Executivo de hidrelétrica é considerado culpado pelo assassinato de Berta Cáceres

Por América XXI

A 1ª Câmara do Tribunal Nacional de Penas de Honduras considerou Roberto David Castillo Mejía culpado como coautor pelo assassinato da ativista ambiental e indígena Berta Cáceres, ocorrido em março de 2016.

Castillo, que foi membro da inteligência militar do Exército de Honduras entre 2006 e 2011, ocupou a presidência executiva da DESA, a usina hidrelétrica denunciada por Berta por subjugar territórios indígenas e camponeses.

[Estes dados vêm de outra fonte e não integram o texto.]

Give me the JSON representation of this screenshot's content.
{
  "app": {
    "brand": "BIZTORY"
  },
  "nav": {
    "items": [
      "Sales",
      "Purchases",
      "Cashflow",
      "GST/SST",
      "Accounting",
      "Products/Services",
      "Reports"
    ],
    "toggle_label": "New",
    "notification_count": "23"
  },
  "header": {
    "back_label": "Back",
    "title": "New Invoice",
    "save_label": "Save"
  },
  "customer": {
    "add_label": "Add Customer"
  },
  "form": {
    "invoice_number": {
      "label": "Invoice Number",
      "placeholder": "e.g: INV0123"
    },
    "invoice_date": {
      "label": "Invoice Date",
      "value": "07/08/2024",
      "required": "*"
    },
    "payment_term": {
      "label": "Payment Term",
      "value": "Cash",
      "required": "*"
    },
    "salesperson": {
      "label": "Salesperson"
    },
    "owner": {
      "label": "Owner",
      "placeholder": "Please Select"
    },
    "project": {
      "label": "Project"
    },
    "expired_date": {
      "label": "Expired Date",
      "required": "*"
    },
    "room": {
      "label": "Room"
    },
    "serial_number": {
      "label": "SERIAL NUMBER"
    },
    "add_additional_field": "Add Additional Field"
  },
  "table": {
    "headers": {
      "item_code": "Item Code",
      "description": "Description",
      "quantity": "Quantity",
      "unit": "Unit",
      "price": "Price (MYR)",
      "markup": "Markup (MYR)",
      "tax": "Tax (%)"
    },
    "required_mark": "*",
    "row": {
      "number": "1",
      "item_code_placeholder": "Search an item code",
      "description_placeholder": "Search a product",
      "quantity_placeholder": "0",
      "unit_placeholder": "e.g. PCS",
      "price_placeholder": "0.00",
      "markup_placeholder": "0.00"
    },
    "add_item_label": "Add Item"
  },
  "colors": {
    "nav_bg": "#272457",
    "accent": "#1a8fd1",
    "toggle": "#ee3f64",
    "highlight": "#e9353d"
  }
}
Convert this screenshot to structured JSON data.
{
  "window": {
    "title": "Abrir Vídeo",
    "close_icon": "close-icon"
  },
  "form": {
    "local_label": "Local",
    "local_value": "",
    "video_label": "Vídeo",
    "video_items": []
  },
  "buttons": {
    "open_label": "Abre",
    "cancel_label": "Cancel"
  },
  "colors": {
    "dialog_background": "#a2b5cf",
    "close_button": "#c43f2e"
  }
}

A ativista, junto com o Conselho Cívico de Organizações Populares e Indígenas de Honduras (COPINH), enfrentou a empresa Desarrollos Energéticos S.A. (DESA) durante anos e seu projeto hidrelétrico Água Zarca.

O projeto da DESA impactou o rio Gualcarque, essencial para a sobrevivência do povo indígena Lenca, como denunciou Berta internacionalmente até poucos minutos antes de ser assassinada em sua casa.

Cáceres foi assassinada em 2 de março de 2016, enquanto dormia em sua casa no Residencial El Líbano, na cidade de La Esperanza, departamento de Intibucá, no oeste de Honduras.

Foto: COPINH

Em 2 de março de 2018, Castillo Mejía foi detido no aeroporto de San Pedro Sula, quando se preparava para embarcar em um avião para a cidade americana de Houston.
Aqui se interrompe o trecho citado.